A man with a history of mental instability and a reputation for telling fantastic tales, his "confessions" to the police - the only evidence against him - were unreliable, the court ruled yesterday. He is the latest in a long list of those wrongly convicted on the basis of false confessions, including Timothy Evans, the Guildford Four, the Birmingham Six and Stefan Kiszko. Mr Long had given up the chance of freedom on parole because that would have involved admitting to the crime - something he was not prepared to do.
Yesterday, with his long campaign for justice finally over, Mr Long, now 52, said his immediate thoughts were with the boy's family. "They have lost a son. That is a terrible loss. All their grief has been focused into hatred towards me. I could feel their hatred in the courtroom. These people are upset and hurt. I can imagine the mother crying. I know she is very upset and I do feel for her, but I never killed her son."
The body of Gary Wilson, partly hidden by an old sofa and tyres, had been discovered in the yard of a derelict shop in Deptford, south-east London, in November 1978. He had been strangled with a belt, stabbed in the neck and chest and had slash wounds on his legs. He had been sexually assaulted.
Two months after the killing, police had not found the killer and re- interviewed those originally questioned. One was Mr Long, then a 36-year- old hospital porter, with no police record, no history of violence, and with a regular girlfriend. After a lengthy interrogation, he confessed to the crime. But he told the police that he was confused and, after consulting his solicitor, said he had made it all up.

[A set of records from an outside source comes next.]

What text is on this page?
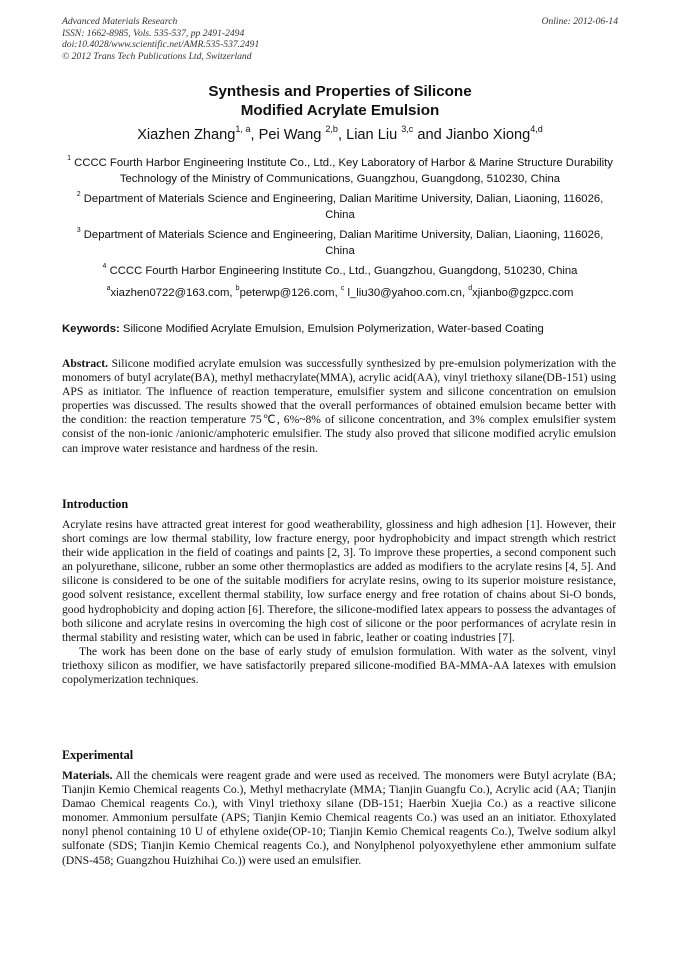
Advanced Materials Research
ISSN: 1662-8985, Vols. 535-537, pp 2491-2494
doi:10.4028/www.scientific.net/AMR.535-537.2491
© 2012 Trans Tech Publications Ltd, Switzerland
Online: 2012-06-14
Synthesis and Properties of Silicone
Modified Acrylate Emulsion
Xiazhen Zhang$^{1, a}$, Pei Wang $^{2,b}$, Lian Liu $^{3,c}$ and Jianbo Xiong$^{4,d}$
$^1$ CCCC Fourth Harbor Engineering Institute Co., Ltd., Key Laboratory of Harbor & Marine Structure Durability Technology of the Ministry of Communications, Guangzhou, Guangdong, 510230, China
$^2$ Department of Materials Science and Engineering, Dalian Maritime University, Dalian, Liaoning, 116026, China
$^3$ Department of Materials Science and Engineering, Dalian Maritime University, Dalian, Liaoning, 116026, China
$^4$ CCCC Fourth Harbor Engineering Institute Co., Ltd., Guangzhou, Guangdong, 510230, China
$^a$xiazhen0722@163.com, $^b$peterwp@126.com, $^c$ l_liu30@yahoo.com.cn, $^d$xjianbo@gzpcc.com
Keywords: Silicone Modified Acrylate Emulsion, Emulsion Polymerization, Water-based Coating

Abstract. Silicone modified acrylate emulsion was successfully synthesized by pre-emulsion polymerization with the monomers of butyl acrylate(BA), methyl methacrylate(MMA), acrylic acid(AA), vinyl triethoxy silane(DB-151) using APS as initiator. The influence of reaction temperature, emulsifier system and silicone concentration on emulsion properties was discussed. The results showed that the overall performances of obtained emulsion became better with the condition: the reaction temperature 75℃, 6%~8% of silicone concentration, and 3% complex emulsifier system consist of the non-ionic /anionic/amphoteric emulsifier. The study also proved that silicone modified acrylic emulsion can improve water resistance and hardness of the resin.

Introduction

Acrylate resins have attracted great interest for good weatherability, glossiness and high adhesion [1]. However, their short comings are low thermal stability, low fracture energy, poor hydrophobicity and impact strength which restrict their wide application in the field of coatings and paints [2, 3]. To improve these properties, a second component such an polyurethane, silicone, rubber an some other thermoplastics are added as modifiers to the acrylate resins [4, 5]. And silicone is considered to be one of the suitable modifiers for acrylate resins, owing to its superior moisture resistance, good solvent resistance, excellent thermal stability, low surface energy and free rotation of chains about Si-O bonds, good hydrophobicity and doping action [6]. Therefore, the silicone-modified latex appears to possess the advantages of both silicone and acrylate resins in overcoming the high cost of silicone or the poor performances of acrylate resin in thermal stability and resisting water, which can be used in fabric, leather or coating industries [7].

The work has been done on the base of early study of emulsion formulation. With water as the solvent, vinyl triethoxy silicon as modifier, we have satisfactorily prepared silicone-modified BA-MMA-AA latexes with emulsion copolymerization techniques.

Experimental

Materials. All the chemicals were reagent grade and were used as received. The monomers were Butyl acrylate (BA; Tianjin Kemio Chemical reagents Co.), Methyl methacrylate (MMA; Tianjin Guangfu Co.), Acrylic acid (AA; Tianjin Damao Chemical reagents Co.), with Vinyl triethoxy silane (DB-151; Haerbin Xuejia Co.) as a reactive silicone monomer. Ammonium persulfate (APS; Tianjin Kemio Chemical reagents Co.) was used an an initiator. Ethoxylated nonyl phenol containing 10 U of ethylene oxide(OP-10; Tianjin Kemio Chemical reagents Co.), Twelve sodium alkyl sulfonate (SDS; Tianjin Kemio Chemical reagents Co.), and Nonylphenol polyoxyethylene ether ammonium sulfate (DNS-458; Guangzhou Huizhihai Co.)) were used an emulsifier.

He explained his false admission by saying: "All my life it has been the same way. I am a coward and I want to be just locked up so that the world can't get at me.
"I never killed the boy. I never met him." He added: "I've prayed for death many times, but it never comes."
Yesterday Lord Taylor, the Lord Chief Justice, said that since the trial, psychiatric reports had described Mr Long as a "thoroughly depressing man who seldom seems to smile". Several times he had cut his arms and taken overdoses. A prison medical officer reported that he had a severe personality disorder and appeared to live in a world "where fact and fiction are inextricably mixed".
Lord Taylor said that at the time of the trial, the possibility of defendants making confessions they later retract because of mental disorder falling short of mental illness had not been recognised. Since then, the condition had been identified in a number of cases. Its effect, combined with being in a police station for the first time, was to render Mr Long vulnerable and incapable of giving a reliable account of himself.
The perpetrator of "this dreadful crime", if surely proved guilty, deserved to be imprisoned indefinitely by way of punishment and for the protection of the public, Lord Taylor said.
"But unless guilt is proved by reliable evidence so that the verdict can be regarded as safe and satisfactory, a conviction cannot stand."